GPT-2
GPT-2 is OpenAI's large-scale decoder-only Transformer trained on 40GB of web text for autoregressive language modeling, notable for its coherent long-form text generation and zero-shot task transfer.
type: architecture title: "GPT-2" family: "decoder-only" introduced_in: "Language Models are Unsupervised Multitask Learners" tags: [decoder-only, language-modeling, autoregressive, openai] created: 2025-01-01
GPT-2
Summary
GPT-2 is a large-scale decoder-only Transformer language model developed by OpenAI, trained on 40GB of internet text (WebText). It was designed to demonstrate that a sufficiently large autoregressive language model trained on diverse web data could perform impressively across many tasks without task-specific fine-tuning.
Architecture Type
decoder-only — GPT-2 uses a stack of Transformer decoder-only blocks (sometimes called the "decoder-only block" variant), discarding both the encoder and the encoder-decoder cross-attention layer present in the original Transformer. This choice suits autoregressive next-token prediction, where the model generates one token at a time and must not attend to future tokens.
Key Design Decisions
- Decoder-only blocks: Stacks transformer blocks that use Masked Self-Attention rather than bidirectional Self-Attention, preventing any position from attending to future tokens.
- No cross-attention: Unlike the full Transformer, there is no second attention sublayer attending to encoder outputs.
- Context window of 1024 tokens: A significant expansion over the 512-token limit of the original Transformer.
- Positional Encoding: Uses a learned positional encoding matrix with one vector per position (up to 1024), added to token Embedding vectors before the first block.
- Feed-Forward Network sizing: The inner feed-forward layer is 4× the model dimension (e.g., 3072 units for GPT-2 small with d_model=768), following the convention established in the original Transformer.
- Layer Normalization: Applied throughout the transformer blocks to stabilize training.
- Byte Pair Encoding tokenization: Vocabulary of 50,000 tokens representing sub-word units.
- Autoregressive inference with KV caching: During evaluation, key and value vectors from previously processed tokens are cached per layer so they do not need to be recomputed on each new token generation step.
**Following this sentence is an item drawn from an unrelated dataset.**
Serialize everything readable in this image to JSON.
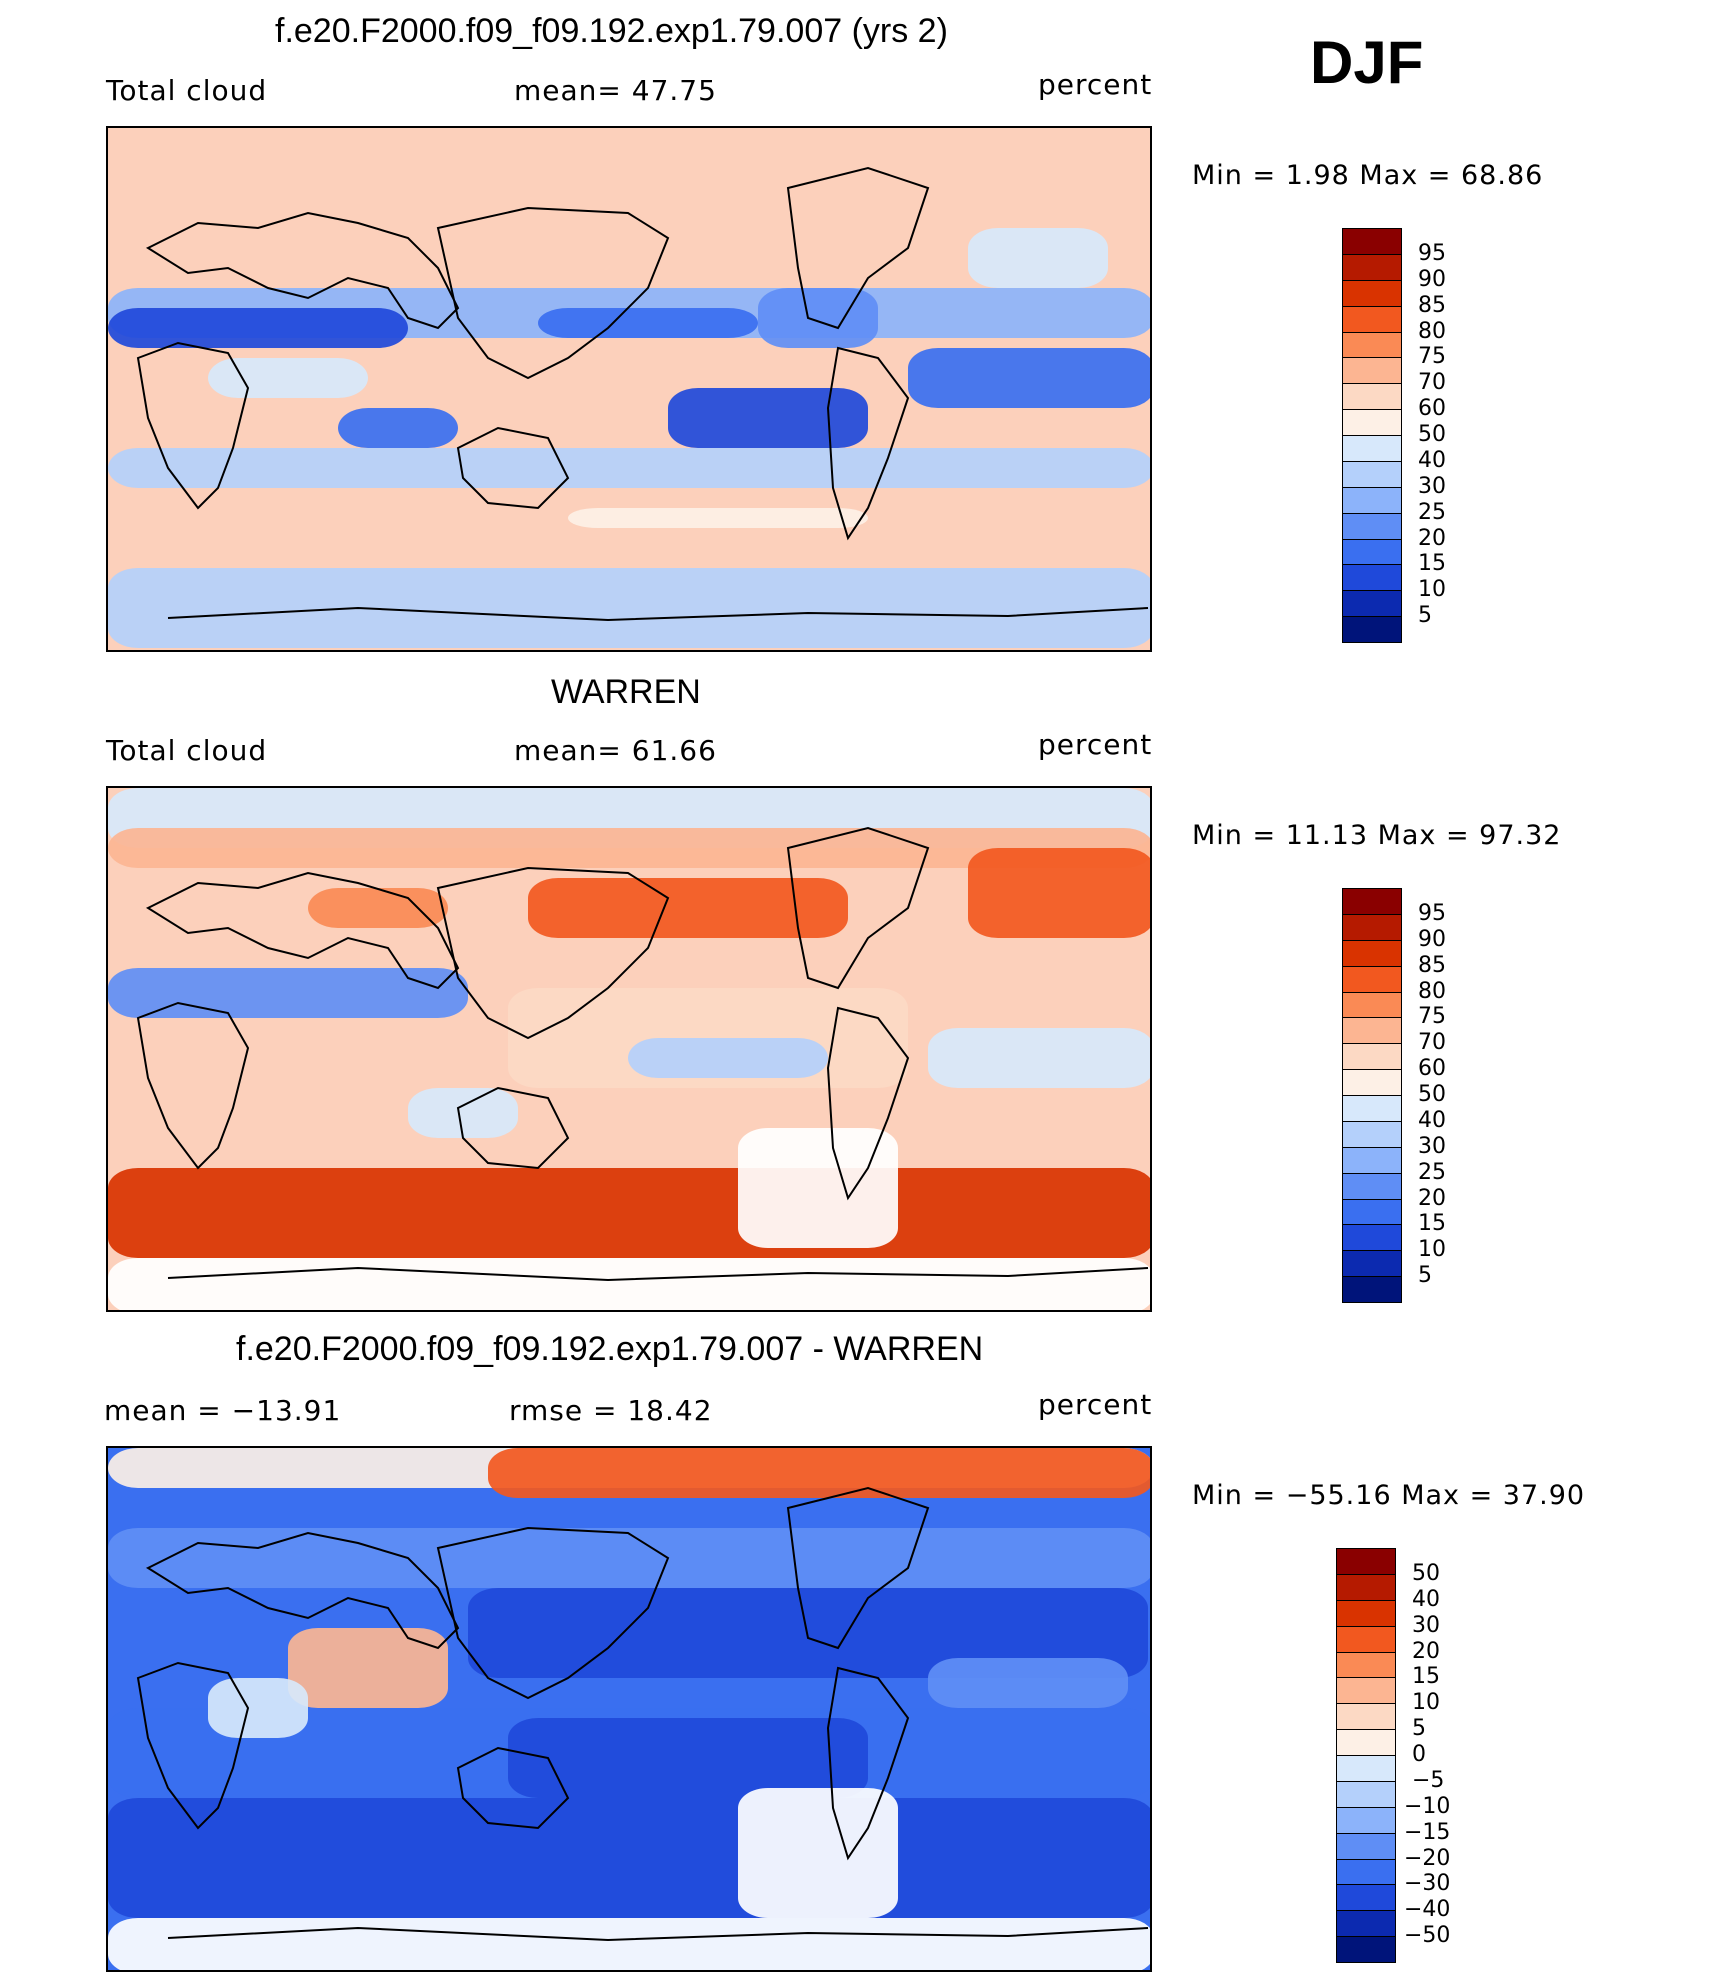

- top-k sampling: At generation time, the model can sample from the top-k highest-probability tokens rather than always taking the argmax, producing more varied outputs.
Training Objective
Next-token prediction (causal language modeling): the model is trained to predict the next token given all preceding tokens in a sequence. This is a standard autoregressive objective. At training time, the model processes sequences of up to 1024 tokens in batches of 512.
Versions / Variants
| Variant | Parameters | Layers | d_model | Attention Heads |
|---|---|---|---|---|
| GPT-2 Small | ~117M (published) / ~124M (counted) | 12 | 768 | 12 |
| GPT-2 Medium | ~345M | 24 | 1024 | 16 |
| GPT-2 Large | ~762M | 36 | 1280 | 20 |
| GPT-2 XL | ~1542M | 48 | 1600 | 25 |
Downstream Capabilities
- Text generation: Coherent long-form prose generation, demonstrated memorably via the "AI Dungeon"-style unconditional and conditional sampling.
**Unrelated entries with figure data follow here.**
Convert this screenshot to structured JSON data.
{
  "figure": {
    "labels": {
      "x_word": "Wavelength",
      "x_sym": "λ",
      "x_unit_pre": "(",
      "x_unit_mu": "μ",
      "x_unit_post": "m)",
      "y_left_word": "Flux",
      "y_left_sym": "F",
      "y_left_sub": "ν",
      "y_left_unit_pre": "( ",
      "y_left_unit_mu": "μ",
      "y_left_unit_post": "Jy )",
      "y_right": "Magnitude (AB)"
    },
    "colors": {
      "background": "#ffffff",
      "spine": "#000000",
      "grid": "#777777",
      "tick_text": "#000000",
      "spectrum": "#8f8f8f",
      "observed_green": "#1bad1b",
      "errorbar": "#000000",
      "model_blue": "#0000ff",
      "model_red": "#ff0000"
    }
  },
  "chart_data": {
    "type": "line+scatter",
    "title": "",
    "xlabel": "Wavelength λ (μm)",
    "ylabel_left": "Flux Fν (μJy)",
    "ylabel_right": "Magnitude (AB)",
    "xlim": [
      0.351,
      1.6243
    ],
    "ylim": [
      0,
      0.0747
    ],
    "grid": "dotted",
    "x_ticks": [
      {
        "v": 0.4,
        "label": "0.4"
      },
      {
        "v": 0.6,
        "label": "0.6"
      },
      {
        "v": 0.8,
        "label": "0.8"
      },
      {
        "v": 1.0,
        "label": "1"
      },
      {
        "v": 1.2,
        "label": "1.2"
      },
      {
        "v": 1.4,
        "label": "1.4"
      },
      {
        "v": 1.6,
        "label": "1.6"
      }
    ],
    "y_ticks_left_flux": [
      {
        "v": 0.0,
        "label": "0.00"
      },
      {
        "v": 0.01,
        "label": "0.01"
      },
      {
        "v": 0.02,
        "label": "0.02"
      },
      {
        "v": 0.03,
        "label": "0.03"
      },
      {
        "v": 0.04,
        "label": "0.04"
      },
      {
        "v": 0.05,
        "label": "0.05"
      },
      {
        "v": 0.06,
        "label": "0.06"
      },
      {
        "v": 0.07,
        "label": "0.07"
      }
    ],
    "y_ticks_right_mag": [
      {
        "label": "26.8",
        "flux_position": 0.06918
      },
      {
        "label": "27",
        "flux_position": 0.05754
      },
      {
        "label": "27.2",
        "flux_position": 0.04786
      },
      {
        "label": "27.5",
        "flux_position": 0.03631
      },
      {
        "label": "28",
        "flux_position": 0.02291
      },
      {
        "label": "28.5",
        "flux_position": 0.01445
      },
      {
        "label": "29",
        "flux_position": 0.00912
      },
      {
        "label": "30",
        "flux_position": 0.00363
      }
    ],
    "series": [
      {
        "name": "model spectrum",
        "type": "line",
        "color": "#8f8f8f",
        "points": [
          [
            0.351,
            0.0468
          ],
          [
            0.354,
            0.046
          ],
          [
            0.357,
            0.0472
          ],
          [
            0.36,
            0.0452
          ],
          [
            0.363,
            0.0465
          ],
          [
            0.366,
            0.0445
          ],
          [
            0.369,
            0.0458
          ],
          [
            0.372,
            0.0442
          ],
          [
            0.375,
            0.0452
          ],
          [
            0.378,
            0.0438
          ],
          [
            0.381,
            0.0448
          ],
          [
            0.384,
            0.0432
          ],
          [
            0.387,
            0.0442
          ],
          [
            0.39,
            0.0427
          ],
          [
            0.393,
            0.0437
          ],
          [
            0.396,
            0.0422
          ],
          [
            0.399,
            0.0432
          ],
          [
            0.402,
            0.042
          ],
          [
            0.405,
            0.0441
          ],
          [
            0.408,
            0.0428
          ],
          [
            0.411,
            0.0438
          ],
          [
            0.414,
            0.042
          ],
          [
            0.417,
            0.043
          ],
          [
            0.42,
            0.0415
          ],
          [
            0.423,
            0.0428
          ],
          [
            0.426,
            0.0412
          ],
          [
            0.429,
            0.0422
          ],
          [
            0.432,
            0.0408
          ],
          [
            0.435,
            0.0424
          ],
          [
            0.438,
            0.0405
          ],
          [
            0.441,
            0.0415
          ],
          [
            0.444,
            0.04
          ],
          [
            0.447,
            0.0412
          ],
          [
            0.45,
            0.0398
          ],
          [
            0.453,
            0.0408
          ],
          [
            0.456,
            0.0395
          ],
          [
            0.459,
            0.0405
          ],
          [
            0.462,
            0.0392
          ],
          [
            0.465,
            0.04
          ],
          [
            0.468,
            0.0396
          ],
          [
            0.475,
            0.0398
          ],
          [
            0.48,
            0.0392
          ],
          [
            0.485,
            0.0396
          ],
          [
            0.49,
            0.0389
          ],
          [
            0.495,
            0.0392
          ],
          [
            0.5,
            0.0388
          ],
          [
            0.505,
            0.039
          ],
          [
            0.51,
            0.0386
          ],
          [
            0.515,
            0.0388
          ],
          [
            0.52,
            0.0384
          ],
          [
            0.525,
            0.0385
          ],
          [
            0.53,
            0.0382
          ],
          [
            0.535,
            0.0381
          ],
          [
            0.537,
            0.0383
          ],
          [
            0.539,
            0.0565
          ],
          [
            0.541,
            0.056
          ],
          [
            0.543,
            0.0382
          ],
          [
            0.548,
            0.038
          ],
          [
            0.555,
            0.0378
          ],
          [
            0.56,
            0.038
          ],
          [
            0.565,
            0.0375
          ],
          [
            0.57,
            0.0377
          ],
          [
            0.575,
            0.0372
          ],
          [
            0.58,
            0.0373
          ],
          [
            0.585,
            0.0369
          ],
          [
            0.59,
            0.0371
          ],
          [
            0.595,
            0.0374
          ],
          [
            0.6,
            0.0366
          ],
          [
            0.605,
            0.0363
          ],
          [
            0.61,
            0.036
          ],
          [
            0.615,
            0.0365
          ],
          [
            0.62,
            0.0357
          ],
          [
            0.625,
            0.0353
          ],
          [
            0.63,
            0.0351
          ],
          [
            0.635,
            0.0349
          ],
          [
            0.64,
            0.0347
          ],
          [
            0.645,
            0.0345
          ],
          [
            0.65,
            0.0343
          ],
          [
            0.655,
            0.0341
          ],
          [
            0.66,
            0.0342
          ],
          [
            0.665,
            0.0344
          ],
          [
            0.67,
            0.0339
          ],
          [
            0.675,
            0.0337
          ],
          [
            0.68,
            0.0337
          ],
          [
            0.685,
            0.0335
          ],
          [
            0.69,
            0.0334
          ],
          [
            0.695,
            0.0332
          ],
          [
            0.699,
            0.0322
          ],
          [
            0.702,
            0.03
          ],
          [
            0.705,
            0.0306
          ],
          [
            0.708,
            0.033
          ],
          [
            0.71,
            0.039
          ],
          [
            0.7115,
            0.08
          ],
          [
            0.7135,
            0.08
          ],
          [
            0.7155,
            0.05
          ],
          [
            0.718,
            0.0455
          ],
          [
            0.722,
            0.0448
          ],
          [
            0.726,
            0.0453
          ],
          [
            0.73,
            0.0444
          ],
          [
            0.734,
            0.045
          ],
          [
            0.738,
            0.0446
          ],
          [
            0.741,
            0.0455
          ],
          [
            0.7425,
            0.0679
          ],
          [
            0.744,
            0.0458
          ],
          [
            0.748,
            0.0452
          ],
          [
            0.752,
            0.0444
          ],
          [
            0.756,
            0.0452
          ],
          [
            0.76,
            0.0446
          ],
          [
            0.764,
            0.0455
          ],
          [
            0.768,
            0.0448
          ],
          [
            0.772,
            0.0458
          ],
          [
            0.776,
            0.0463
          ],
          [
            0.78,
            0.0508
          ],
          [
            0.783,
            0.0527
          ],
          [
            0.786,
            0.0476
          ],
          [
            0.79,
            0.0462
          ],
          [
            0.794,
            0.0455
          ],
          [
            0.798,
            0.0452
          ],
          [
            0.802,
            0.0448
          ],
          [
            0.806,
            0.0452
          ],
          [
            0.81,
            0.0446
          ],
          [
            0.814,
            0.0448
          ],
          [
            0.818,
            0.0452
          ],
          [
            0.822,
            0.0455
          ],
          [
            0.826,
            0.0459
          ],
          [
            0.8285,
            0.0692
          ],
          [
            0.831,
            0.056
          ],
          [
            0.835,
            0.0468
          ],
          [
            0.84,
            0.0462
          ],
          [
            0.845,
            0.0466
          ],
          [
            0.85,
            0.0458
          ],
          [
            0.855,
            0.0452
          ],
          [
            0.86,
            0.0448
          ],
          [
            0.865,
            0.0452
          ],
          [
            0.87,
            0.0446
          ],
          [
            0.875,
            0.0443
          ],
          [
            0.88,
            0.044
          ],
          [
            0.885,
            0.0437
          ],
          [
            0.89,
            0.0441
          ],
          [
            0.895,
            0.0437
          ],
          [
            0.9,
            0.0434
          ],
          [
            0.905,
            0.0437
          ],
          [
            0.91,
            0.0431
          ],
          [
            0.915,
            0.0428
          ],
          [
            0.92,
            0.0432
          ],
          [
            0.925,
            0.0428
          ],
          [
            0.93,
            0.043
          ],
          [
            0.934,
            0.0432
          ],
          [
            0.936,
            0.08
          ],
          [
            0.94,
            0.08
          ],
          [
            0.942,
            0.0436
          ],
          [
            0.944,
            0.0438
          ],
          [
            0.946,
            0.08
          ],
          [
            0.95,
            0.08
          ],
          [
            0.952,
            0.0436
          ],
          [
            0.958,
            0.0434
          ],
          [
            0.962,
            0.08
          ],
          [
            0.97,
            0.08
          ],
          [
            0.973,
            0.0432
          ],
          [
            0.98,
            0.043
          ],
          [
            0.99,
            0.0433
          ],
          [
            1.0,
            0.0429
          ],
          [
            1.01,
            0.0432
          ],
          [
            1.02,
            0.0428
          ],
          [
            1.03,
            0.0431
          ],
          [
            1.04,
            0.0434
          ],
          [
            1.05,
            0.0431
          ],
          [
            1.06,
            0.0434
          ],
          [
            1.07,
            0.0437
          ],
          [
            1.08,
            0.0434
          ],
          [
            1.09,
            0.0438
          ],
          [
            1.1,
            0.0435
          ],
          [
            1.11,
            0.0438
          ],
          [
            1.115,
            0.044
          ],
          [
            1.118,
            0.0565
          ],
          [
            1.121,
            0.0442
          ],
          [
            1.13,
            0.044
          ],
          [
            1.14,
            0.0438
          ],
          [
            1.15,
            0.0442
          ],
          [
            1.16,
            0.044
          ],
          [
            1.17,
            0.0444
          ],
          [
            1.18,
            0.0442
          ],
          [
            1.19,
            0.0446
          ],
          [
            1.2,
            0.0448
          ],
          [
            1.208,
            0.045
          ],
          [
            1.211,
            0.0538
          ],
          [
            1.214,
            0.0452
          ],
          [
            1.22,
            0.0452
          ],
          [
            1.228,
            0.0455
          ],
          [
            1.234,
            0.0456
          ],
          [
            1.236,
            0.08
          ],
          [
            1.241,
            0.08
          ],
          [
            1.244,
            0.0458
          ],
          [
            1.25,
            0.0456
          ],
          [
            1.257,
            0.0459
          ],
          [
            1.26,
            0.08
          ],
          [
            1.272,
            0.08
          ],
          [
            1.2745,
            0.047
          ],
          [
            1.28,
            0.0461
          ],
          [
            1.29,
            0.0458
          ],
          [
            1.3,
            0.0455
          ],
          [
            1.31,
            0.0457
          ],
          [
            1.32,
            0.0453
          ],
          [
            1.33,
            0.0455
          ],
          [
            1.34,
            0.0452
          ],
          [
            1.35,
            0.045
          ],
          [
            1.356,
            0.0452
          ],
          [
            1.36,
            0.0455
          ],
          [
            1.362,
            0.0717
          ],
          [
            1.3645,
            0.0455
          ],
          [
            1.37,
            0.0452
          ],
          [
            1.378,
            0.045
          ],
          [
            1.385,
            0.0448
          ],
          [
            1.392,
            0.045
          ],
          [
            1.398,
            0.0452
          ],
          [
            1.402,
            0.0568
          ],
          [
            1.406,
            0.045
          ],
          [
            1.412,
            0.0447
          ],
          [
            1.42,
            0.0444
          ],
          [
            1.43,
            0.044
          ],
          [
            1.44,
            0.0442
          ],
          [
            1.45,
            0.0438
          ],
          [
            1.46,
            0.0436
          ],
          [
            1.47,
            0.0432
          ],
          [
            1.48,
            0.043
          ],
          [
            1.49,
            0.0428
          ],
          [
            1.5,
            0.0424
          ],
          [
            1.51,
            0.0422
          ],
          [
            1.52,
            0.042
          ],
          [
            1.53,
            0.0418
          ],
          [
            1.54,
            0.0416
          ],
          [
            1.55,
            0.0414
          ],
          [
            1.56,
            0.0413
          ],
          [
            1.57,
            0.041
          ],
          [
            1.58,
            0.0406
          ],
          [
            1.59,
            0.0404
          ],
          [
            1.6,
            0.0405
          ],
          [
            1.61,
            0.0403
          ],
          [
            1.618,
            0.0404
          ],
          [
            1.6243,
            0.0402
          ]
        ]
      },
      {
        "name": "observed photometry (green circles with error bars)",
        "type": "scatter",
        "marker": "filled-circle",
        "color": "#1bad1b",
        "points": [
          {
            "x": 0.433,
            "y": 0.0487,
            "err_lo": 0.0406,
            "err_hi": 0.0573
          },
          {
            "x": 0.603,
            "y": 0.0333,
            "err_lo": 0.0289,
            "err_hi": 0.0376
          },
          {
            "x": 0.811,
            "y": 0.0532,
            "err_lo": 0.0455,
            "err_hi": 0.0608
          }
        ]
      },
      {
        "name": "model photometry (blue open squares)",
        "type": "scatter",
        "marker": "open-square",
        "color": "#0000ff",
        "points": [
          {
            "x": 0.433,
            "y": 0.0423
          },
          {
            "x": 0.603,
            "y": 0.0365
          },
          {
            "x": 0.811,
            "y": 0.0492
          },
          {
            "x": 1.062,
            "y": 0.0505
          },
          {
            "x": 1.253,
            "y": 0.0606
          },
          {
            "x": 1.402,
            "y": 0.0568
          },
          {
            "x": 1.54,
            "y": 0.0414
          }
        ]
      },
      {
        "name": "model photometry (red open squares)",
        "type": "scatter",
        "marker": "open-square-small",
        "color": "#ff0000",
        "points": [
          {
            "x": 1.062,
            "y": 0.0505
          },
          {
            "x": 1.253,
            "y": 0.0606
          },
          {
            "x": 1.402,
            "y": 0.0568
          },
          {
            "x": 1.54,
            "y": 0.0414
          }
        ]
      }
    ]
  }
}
- Summarization: When prompted with an article body, GPT-2 can generate summary-like continuations.
- Machine translation: Decoder-only models can perform translation when given a suitably formatted prompt.
- Zero-shot task transfer: Because the model was trained on diverse web text, it exhibits surprising zero-shot ability on tasks it was not explicitly trained for.
- Music generation (architectural pattern): The same decoder-only architecture used in GPT-2 was applied to music generation in Music Transformer, representing notes and timing as discrete tokens.